First, a silver knife, the finger-length blade and curved, ornately worked handle black with tarnish. Next a threadbare strip of cloth, a scarf or sash perhaps, more like a spiderweb that threatened to dissolve at a touch. Then a round, button-like piece, also made of silver, blackened by time. Karon laid each thing in my lap, and I could not mistake the wonder in his eyes.
“They’re not very old by the standards of many things in the collection,” he said, “but they’re quite rare.”
“What are they?”
“Tools. The tools of a J’Ettanni Healer. One can use things that were originally designed for other purposes, as I do when I work, but there was a time… well, the custom was to have your own tools always ready: a knife of silver, cast with your own proper enchantments to keep it keen-edged—there is no way to make that part of it easy or pleasant, but a sharp knife is always better than dull—and a strip of white linen for the binding—it’s dangerous to lose contact in the middle of the rite, as I’ve told you. You can get dizzy. And in this”—he showed me how the button was actually a tiny cup with a hinged lid—“you would keep indiat, a paste made from herbs, quite rare and expensive, but it would ease the pain of the incision for the one you were to heal. The rite can be very hard, especially for children.”
As always, I had a hundred questions but I wasn’t sure he would even hear me.
“It’s incredible enough to find these things, but they’re not all.” From the wooden box he pulled a small book, hardly bigger than his hand. Its leather cover was half rotted away, the stitching gone, leaving it little but a stack of pages of precarious thinness. Faded ink filled the pages, words of a language I didn’t recognize written in a bold hand.
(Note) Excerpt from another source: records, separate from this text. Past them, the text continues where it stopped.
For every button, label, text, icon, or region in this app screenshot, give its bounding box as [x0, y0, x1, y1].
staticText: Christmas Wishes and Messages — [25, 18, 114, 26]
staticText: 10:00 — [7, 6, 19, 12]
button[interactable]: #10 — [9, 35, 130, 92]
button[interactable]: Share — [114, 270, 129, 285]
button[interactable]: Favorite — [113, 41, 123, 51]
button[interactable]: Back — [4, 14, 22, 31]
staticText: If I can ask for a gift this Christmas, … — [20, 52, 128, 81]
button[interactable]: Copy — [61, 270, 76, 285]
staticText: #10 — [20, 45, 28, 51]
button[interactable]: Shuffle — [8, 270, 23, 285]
“The Healer’s journal,” said Karon. “See the symbol of the knife on the front. And here”—with utmost care, he opened to the front of the little book—“a list of names and places, and what I think must be a description of the circumstances for each healing he did. It’s written in the old language of the J’Ettanne, which went out of use long before bound books. I know so little of the language, it’s hard to read it. But look at this entry.” His face was that of a child on Long Night. “Garlao, the miller. Mycenar — that must be the village—hand caught in —something. J’dente means healed. It’s so important for a Healer to remember. There are times when it’s not right to change the outcome, times when death is not an enemy to be thwarted, times when sickness must be left to burn itself out, and so you must constantly look back at the judgments you’ve made to see if your course is straight. This man did it this way.” Karon’s whole posture begged me to understand what it meant to him to find these things. He believed he was the last living soul of his own kind.
“It’s a connection both to all those who came before you and to one particular man who was a Healer like yourself.”
“And even more than that. You see, he’s marked the book into days. Some are skipped; some are just noted by a symbol.” He turned the delicate pages carefully. “This one he’s marked Av’Kenat. I think the text must be a description of it… by one who was there.”
Av’Kenat was the “Walking Night,” the late autumn celebration when the ancient J’Ettanne would come together to celebrate the passing of summer, the harvest, and their belief that life was a formless essence, given shape by the crossing of our paths as each of us walked the Way laid down for us. It was a time for storytelling and family reunions, for betrothals and weddings, reunions and feasting, and magical games and displays of all kinds.